Не удался также замысел Бориса образовать из Ливонии государство, подвластное России, посадив там правителем иностранного принца, женатого на русской, подобно тому, как это задумал Грозный по отношению Магнуса, женив его на княжне Марии Владимировне.
Для этой цели Борис пригласил в 1599 году в Москву принца Густава Шведского, сына короля Эрика XIV, сверженного братом Иоганном, и хотел женить этого Густава на дочери своей Ксении.
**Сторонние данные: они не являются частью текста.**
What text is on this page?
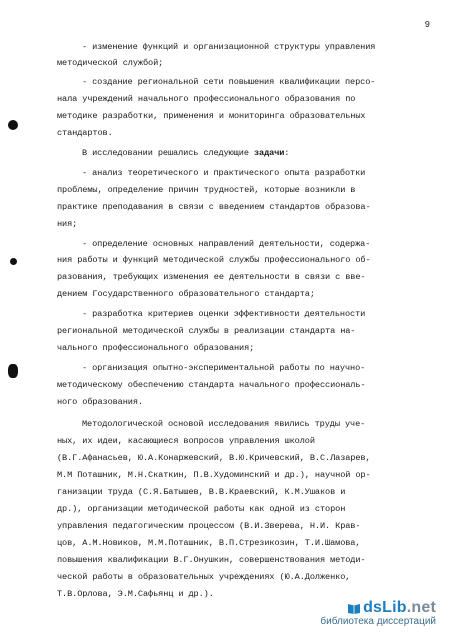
9
- изменение функций и организационной структуры управления
методической службой;
- создание региональной сети повышения квалификации персо-
нала учреждений начального профессионального образования по
методике разработки, применения и мониторинга образовательных
стандартов.
В исследовании решались следующие задачи:
- анализ теоретического и практического опыта разработки
проблемы, определение причин трудностей, которые возникли в
практике преподавания в связи с введением стандартов образова-
ния;
- определение основных направлений деятельности, содержа-
ния работы и функций методической службы профессионального об-
разования, требующих изменения ее деятельности в связи с вве-
дением Государственного образовательного стандарта;
- разработка критериев оценки эффективности деятельности
региональной методической службы в реализации стандарта на-
чального профессионального образования;
- организация опытно-экспериментальной работы по научно-
методическому обеспечению стандарта начального профессиональ-
ного образования.
Методологической основой исследования явились труды уче-
ных, их идеи, касающиеся вопросов управления школой
(В.Г.Афанасьев, Ю.А.Конаржевский, В.Ю.Кричевский, В.С.Лазарев,
М.М Поташник, М.Н.Скаткин, П.В.Худоминский и др.), научной ор-
ганизации труда (С.Я.Батышев, В.В.Краевский, К.М.Ушаков и
др.), организации методической работы как одной из сторон
управления педагогическим процессом (В.И.Зверева, Н.И. Крав-
цов, А.М.Новиков, М.М.Поташник, В.П.Стрезикозин, Т.И.Шамова,
повышения квалификации В.Г.Онушкин, совершенствования методи-
ческой работы в образовательных учреждениях (Ю.А.Долженко,
Т.В.Орлова, Э.М.Сафьянц и др.).
dsLib.net
библиотека диссертаций
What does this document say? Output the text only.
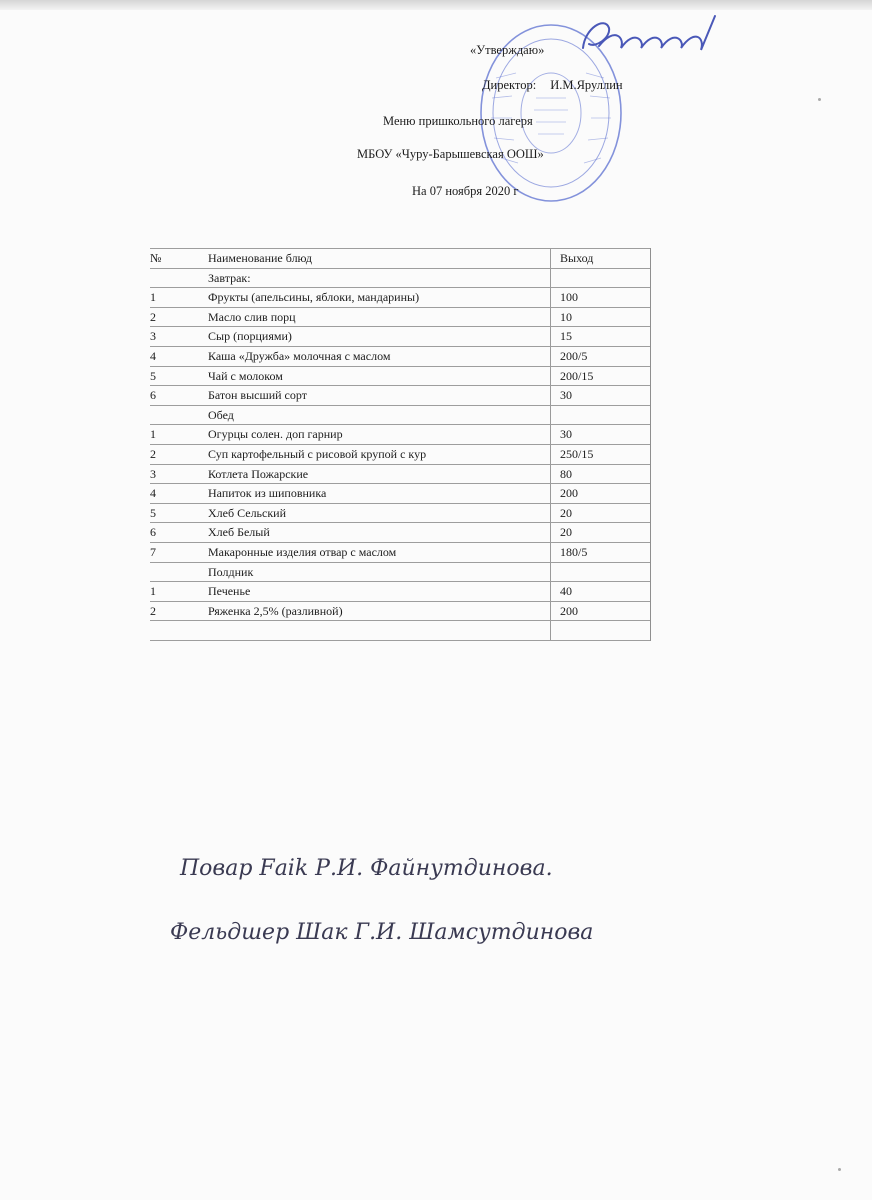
«Утверждаю»
Директор: И.М.Яруллин
Меню пришкольного лагеря
МБОУ «Чуру-Барышевская ООШ»
На 07 ноября 2020 г
№	Наименование блюд	Выход
Завтрак:
1	Фрукты (апельсины, яблоки, мандарины)	100
2	Масло слив порц	10
3	Сыр (порциями)	15
4	Каша «Дружба» молочная с маслом	200/5
5	Чай с молоком	200/15
6	Батон высший сорт	30
Обед
1	Огурцы солен. доп гарнир	30
2	Суп картофельный с рисовой крупой с кур	250/15
3	Котлета Пожарские	80
4	Напиток из шиповника	200
5	Хлеб Сельский	20
6	Хлеб Белый	20
7	Макаронные изделия отвар с маслом	180/5
Полдник
1	Печенье	40
2	Ряженка 2,5% (разливной)	200
Повар Fаik Р.И. Файнутдинова.
Фельдшер Шак Г.И. Шамсутдинова
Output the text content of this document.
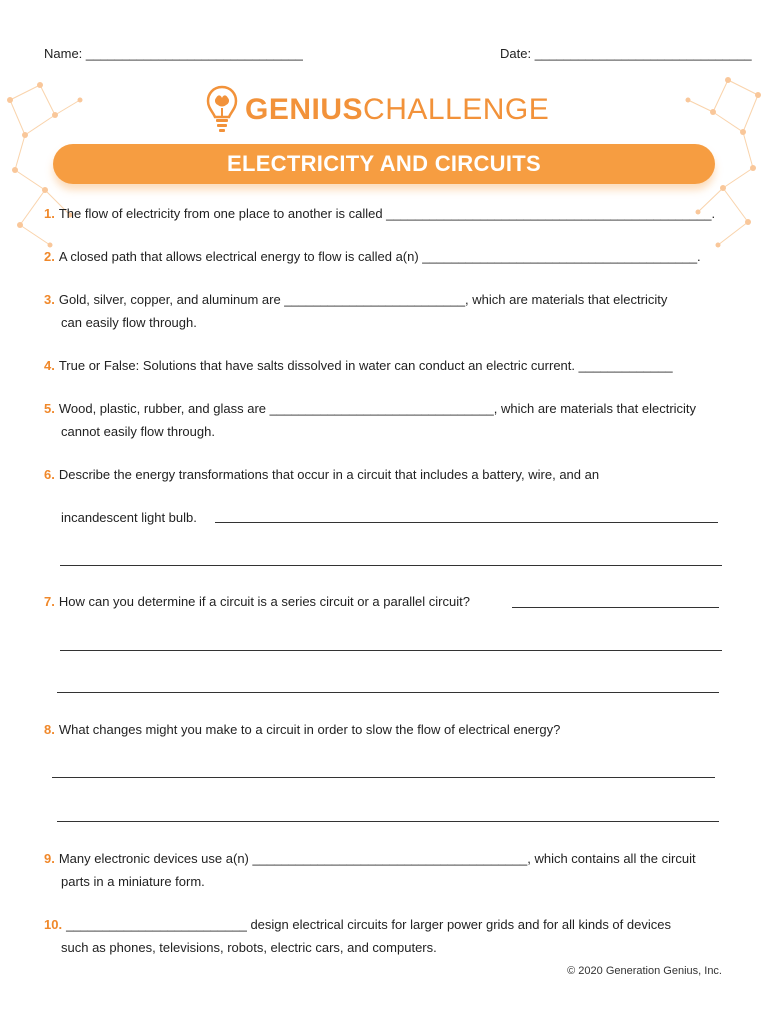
Name: ______________________________	Date: ______________________________
GENIUSCHALLENGE
ELECTRICITY AND CIRCUITS
1. The flow of electricity from one place to another is called _____________________________________________.
2. A closed path that allows electrical energy to flow is called a(n) ______________________________________.
3. Gold, silver, copper, and aluminum are _________________________, which are materials that electricity
can easily flow through.
4. True or False: Solutions that have salts dissolved in water can conduct an electric current. _____________
5. Wood, plastic, rubber, and glass are _______________________________, which are materials that electricity
cannot easily flow through.
6. Describe the energy transformations that occur in a circuit that includes a battery, wire, and an
incandescent light bulb.
7. How can you determine if a circuit is a series circuit or a parallel circuit?
8. What changes might you make to a circuit in order to slow the flow of electrical energy?
9. Many electronic devices use a(n) ______________________________________, which contains all the circuit
parts in a miniature form.
10. _________________________ design electrical circuits for larger power grids and for all kinds of devices
such as phones, televisions, robots, electric cars, and computers.
© 2020 Generation Genius, Inc.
Но Густав оказался человеком неподходящим: видя, как за ним ухаживает Борис, он скоро до крайности возгордился, стал держать себя надменно и наотрез отказался принять православие; мало того, он выписал из-за границы большое число своих прислужников и какую-то замужнюю немку, которую возил по Москве в карете с превеликой пышностью.
Убедившись в полной непригодности Густава, Борис отправил его в разоренный Углич, который дал ему в удел.
Тем не менее, страстно желая породниться с каким-нибудь иностранным царствующим домом, он продолжал свои хлопоты, чтобы найти для дочери жениха за границей; наконец таковой нашелся в лице младшего брата датского короля Христиана IV – герцога Иоанна.
В августе 1602 года жених был встречен в Ивангороде боярином Михаилом Салтыковым и думным дьяком Афанасием Власьевым, после чего он прибыл 19 сентября с большим торжеством и великолепием в Москву, где ему навстречу высыпал весь город в праздничном одеянии.
В тот же день состоялся большой обед в Грановитой палате, причем из устроенного около ее верхней части тайника царевна Ксения с матерью смотрели на жениха. Иоанн был высокий, красивый юноша, скромный и благонравный. Но, к сожалению, не прошло и месяца после его приезда, как он заболел от неумеренности в пище, а затем и умер. Горесть бедной Ксении и Бориса была, конечно, очень велика.
Окончилось также полной неудачей и другое предположение Бориса: найти невесту для сына и жениха для дочери среди детей владетельных единоверных нам князей Грузии, один из которых, Александр Кахетинский, предлагал было свое подданство царю Феодору Иоанновичу. Этот Александр, теснимый могущественным персидским шахом Аббасом Великим, вынужден был признать себя его подручником и позволил своему сыну Константину принять магометанство.